Nun ein Argument von Gallacher. Er sagt: »Wir haben schon wiederholt die Erfahrung gemacht, dass ein Mensch, wenn er in das Parlament eintrat, dort zu einem Verräter wurde.« Der andere Genosse – ich glaube es war Herzog – hat in seiner Rede behauptet, dass im Parlament überhaupt eine grosse Möglichkeit für Korruption gegeben ist. Natürlich, wir rechnen damit, dass solche Möglichkeiten existieren; aber ich frage den Genossen Gallacher, ob es ihm nicht bekannt ist, dass solche Möglichkeiten auch innerhalb der Trade Unions existieren? Es gibt ein klassisches Beispiel für die Korruption eines Sekretärs der Trade Union. Oder haben wir nicht Fälle erlebt, dass ein Redakteur einer früheren revolutionären Zeitung zu einem Schurken wurde? Wir wissen sehr viele solcher Fälle auch aus unserer Praxis. Wir haben z. B. die illegale Partei gehabt, und nach der ersten, der Februarrevolution geschah es manchmal, dass in unseren Parteiorganisationen die Hälfte der Leute reine Spitzel waren. Alle Opportunisten haben uns gegenüber gesagt: »Seht Ihr, wozu die illegale Partei führt? Die Illegalität ist immer mit dem Spitzeltum verbunden. Wir müssen gegen die illegale Arbeit sein, denn eine illegale Partei ist ein Nest für die verschiedensten Parteispitzel.« In jedem Lande treten die Opportunisten mit dieser Begründung auf. Jeder Opportunist sagt immer mit grossem Stolz über einen Linksstehenden: »Das ist ein Anarchist, ein agent provocateur.« Das soll ein Argument gegen die illegale Arbeit sein. Analog ist die Sache mit dem Parlamentarismus gewesen: Daraus, dass in Italien, in Frankreich die parlamentarischen Fraktionen sehr opportunistisch sind und keineswegs kommunistische Politik treiben, ziehen einige den Schluss, dass sich die Sache überhaupt so verhält, als ob notwendigerweise der ganze Parlamentarismus - auch der revolutionäre – mit dem Verrat an der Arbeiterklasse verbunden wäre. Aber das kann man keineswegs behaupten, denn die Tatsachen beweisen etwas anderes.

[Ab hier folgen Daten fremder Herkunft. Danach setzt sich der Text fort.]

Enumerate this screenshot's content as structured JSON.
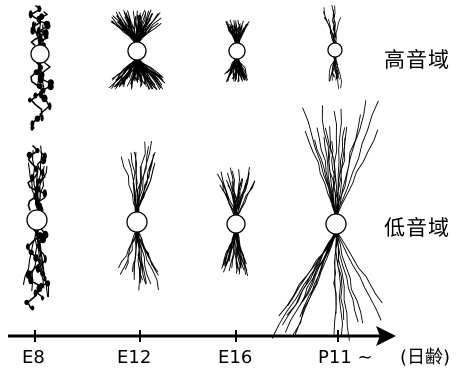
{
  "labels": {
    "high_freq": "高音域",
    "low_freq": "低音域"
  },
  "ages": [
    "E8",
    "E12",
    "E16",
    "P11 ~"
  ],
  "age_unit": "(日齢)",
  "colors": {
    "ink": "#000000",
    "background": "#ffffff"
  }
}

Zwei Anschauungen sind möglich: Entweder wir schätzen die jetzige Epoche als wirklich revolutionäre Epoche ein oder wir tun es nicht.

Die Genossen, die prinzipiell antiparlamentarisch gestimmt sind, halten die heutige Epoche für höchst revolutionär. Und wenn sie von dieser Voraussetzung ausgehen, dann müssen sie auch sagen, dass gerade der revolutionäre Charakter der Epoche die beste Garantie gegen Korruption, gegen den Opportunismus der parlamentarischen Fraktionen bietet und die beste Grundlage für die Bildung wirklich kommunistischer zentralisierter Parteien. Diese zwei Voraussetzungen sind am wichtigsten, und keine andere kann uns mehr Garantie geben. Die rasche revolutionäre Entwicklung der Arbeiterklasse einerseits und die Kontrolle der sich bildenden zentralisierten kommunistischen Partei andererseits ist die beste Garantie gegen den Opportunismus innerhalb der Parlamentsfraktion. Das ist von meinem Standpunkt aus ein Argument auch dem Genossen Herzog gegenüber. Er sagt, Bebel war ein Opportunist; warum er aber auch über Wilhelm Liebknecht das gesagt hat, das begreife ich nicht. Ich kann es Ihnen bestätigen: Bebel war ein grosser Opportunist, für mich unterliegt das keinem Zweifel, so wenig es für mich einem Zweifel unterliegt, dass Jaurès ein Sozialpatriot mit allen Traditionen der französischen Revolution geworden wäre. Aber Bebel ist eine Personifizierung der früheren Epoche. Wie kann man ihn also als Beispiel für die heutigen Zustände anführen? Das Beispiel ist ziemlich unglücklich gewählt.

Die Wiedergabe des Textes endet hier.